As you might expect, a region contains many Edge nodes, and each parent node controls multiple child Edge nodes to balance traffic. As long as the parent node has a valid cached object, all the Edge nodes replicates it as its own copy until all of it expires.

Zooming out further, the global network spans many regions, each following the same pattern.

Given the large number of regions and Edge node, the system efficiently manages render volumes and downstream API load.

Edge nodes and parent nodes can be swapped at any time. Sophisticated monitoring, health checks, and failover systems automatically manage these transitions. As a result, the path of a user’s request through the network is not predictable.

Arc XP CDN FAQs

If my render fails, what would the CDN serve to readers?

If a render fails, whether due to a bundle code issue, a downstream API error (such as a 429 rate limit) or other issues that prevent rendering, PageBuilder returns a 4xx or 5xx response.

Cloud Wrapper handles these errors with resiliency logic. In such cases, a cache back-off strategy is triggered, instructing the parent and Edge nodes to use the last valid cached object for the request. Your readers continues to get last cached content even though underlying systems may face errors.

A common scenario about this is, the code in global content source starts having errors. This causes page render to completely fail. The root cause of the error may be a recent code deployment that introduced a bug in production causing failures, or downstream APIs start having issues like rate limiting, or authentication errors. Arc XP CDN masks these errors and continues to serve your readers with previously cached content.

Why am I seeing a 500 error if the CDN covers my render failure?

In the previous FAQ, we explained that failures automatically fall back to the last valid cache object. However, if neither the Edge node nor the parent node has a valid cache object, the system returns the origin (PageBuilder) response to the user, which may result in a 500 error.

The example scenario we gave in the previous FAQ assumes that an Edge Node or it’s Parent Node previously cached a page. But what happens if your reader, or a crawler is requesting an infrequently accessed page that was never cached in that region. Or If CDN network replaced both parent and edge node due to it’s performance (or other reasons), where there is no cache. It rarely happens, but it can happen. In this case there is no other alternative content CDN can cover the source error and it will return the downstream render error. This can be 500 application errors or other HTTP error codes.

Why are requests from two devices on the same wifi network seeing different content on a website?
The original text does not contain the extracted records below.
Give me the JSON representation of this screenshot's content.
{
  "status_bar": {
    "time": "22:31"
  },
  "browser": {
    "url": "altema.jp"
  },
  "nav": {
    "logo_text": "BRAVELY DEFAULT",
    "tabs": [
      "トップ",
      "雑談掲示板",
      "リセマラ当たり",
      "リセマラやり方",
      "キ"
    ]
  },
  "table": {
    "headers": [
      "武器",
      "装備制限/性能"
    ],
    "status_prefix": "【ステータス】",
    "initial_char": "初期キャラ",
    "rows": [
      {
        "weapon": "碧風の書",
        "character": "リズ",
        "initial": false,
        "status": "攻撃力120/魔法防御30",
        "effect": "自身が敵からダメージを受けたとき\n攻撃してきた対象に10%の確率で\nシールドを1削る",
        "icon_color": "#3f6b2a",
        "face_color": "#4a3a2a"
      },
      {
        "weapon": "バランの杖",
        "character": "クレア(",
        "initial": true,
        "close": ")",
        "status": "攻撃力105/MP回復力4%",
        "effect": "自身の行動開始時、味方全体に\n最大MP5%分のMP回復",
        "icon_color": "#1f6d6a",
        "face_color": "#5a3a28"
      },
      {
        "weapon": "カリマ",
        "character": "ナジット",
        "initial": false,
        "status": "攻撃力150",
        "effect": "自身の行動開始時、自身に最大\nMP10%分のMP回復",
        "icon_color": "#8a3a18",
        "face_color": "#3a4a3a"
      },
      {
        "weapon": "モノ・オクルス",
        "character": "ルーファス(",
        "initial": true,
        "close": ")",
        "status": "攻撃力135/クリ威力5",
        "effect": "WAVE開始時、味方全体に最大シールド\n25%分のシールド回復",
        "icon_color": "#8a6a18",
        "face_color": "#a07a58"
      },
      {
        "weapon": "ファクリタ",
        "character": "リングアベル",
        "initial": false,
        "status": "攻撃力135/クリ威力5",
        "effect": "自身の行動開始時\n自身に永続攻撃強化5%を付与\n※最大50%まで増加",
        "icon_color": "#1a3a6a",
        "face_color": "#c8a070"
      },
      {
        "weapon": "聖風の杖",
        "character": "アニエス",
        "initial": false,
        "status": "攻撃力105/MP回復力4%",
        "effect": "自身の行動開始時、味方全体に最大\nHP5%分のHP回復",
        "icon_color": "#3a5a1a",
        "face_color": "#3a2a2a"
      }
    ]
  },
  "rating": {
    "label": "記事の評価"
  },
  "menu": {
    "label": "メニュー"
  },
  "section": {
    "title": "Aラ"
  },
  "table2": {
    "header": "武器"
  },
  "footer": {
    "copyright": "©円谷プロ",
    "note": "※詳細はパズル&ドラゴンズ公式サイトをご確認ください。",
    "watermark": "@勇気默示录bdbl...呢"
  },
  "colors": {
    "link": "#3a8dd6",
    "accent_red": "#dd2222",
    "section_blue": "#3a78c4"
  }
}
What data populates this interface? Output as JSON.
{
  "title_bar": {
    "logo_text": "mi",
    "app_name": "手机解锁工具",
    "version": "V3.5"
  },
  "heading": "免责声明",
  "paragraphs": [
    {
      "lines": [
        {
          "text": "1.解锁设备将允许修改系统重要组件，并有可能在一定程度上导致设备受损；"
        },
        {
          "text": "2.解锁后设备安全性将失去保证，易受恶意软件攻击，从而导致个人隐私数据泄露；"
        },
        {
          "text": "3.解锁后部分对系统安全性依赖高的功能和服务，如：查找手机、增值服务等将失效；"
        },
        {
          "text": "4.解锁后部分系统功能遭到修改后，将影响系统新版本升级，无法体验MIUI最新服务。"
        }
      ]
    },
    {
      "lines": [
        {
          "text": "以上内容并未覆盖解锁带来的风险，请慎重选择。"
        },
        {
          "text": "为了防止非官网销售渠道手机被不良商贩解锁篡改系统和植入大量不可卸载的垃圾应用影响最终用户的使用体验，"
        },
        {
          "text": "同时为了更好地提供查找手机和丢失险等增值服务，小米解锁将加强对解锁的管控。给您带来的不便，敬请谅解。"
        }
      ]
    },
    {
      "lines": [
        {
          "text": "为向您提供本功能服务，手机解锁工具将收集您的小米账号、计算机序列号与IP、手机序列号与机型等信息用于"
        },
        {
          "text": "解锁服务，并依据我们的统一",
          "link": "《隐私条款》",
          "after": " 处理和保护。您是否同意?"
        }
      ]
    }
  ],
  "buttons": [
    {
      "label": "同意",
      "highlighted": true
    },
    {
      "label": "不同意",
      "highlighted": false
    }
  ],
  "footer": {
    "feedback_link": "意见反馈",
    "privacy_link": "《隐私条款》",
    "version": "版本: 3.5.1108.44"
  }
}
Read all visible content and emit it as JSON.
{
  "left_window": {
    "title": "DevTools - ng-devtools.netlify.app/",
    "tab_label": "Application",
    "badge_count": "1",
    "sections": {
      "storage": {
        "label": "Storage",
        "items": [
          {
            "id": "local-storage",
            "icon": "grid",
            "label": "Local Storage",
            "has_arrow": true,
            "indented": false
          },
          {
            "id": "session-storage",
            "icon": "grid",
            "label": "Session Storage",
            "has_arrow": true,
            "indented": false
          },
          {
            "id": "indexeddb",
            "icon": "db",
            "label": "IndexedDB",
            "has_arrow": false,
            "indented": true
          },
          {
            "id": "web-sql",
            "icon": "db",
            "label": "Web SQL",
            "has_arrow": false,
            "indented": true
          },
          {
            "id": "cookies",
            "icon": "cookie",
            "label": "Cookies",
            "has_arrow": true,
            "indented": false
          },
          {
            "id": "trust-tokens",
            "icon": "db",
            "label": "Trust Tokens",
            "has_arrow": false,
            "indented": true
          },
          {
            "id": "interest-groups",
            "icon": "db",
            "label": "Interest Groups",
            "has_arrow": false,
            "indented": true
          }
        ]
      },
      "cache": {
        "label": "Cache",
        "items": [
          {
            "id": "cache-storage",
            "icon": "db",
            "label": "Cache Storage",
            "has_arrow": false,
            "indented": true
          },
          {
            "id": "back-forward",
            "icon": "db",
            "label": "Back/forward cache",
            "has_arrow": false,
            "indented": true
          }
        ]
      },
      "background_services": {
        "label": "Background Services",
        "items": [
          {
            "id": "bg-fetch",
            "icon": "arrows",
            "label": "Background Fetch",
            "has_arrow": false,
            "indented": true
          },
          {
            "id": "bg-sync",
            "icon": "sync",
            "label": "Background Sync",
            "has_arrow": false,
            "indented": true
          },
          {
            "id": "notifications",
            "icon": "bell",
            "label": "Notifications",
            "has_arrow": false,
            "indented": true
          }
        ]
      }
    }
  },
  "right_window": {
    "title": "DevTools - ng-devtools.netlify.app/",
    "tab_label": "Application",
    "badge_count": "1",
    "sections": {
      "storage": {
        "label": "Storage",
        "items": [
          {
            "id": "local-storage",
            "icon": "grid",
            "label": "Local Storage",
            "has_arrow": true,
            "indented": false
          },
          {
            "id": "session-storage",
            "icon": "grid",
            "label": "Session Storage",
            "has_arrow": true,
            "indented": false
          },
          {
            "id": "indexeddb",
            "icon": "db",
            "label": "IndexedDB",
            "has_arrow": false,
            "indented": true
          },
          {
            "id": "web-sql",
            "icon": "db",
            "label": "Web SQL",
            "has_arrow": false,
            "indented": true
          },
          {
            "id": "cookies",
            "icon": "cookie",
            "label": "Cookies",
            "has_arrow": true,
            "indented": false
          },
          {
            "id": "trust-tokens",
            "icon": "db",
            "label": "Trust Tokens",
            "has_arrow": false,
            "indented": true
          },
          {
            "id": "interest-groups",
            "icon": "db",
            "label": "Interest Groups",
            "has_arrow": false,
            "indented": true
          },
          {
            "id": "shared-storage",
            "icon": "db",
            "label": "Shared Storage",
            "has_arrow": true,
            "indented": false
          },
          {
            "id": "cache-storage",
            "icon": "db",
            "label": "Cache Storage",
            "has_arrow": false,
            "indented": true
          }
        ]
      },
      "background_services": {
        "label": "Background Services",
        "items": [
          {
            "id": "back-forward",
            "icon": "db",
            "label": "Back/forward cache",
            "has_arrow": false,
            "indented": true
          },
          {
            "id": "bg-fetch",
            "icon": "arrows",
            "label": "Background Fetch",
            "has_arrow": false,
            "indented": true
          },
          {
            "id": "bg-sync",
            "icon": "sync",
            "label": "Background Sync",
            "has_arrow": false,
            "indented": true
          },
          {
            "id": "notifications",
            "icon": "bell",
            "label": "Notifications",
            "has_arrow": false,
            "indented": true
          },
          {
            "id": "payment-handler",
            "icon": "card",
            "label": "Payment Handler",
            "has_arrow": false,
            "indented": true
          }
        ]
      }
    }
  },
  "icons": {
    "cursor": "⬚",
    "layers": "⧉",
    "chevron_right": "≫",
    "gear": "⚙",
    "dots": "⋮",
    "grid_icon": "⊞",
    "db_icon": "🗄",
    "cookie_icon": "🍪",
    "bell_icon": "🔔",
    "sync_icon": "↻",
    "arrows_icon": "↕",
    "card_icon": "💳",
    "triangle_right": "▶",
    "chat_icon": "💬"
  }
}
The CDN network manages incoming requests by mapping them to different Edge nodes.

Even if two devices access the same page at the exact same time, or even on the same device; the CDN may route their requests to different nodes, each with slightly different cache expiration times.

As a result, one node might have cached content from 30 seconds ago, while another node could server content after the cache was updated, potentially displaying different stories if new content was published in the interim.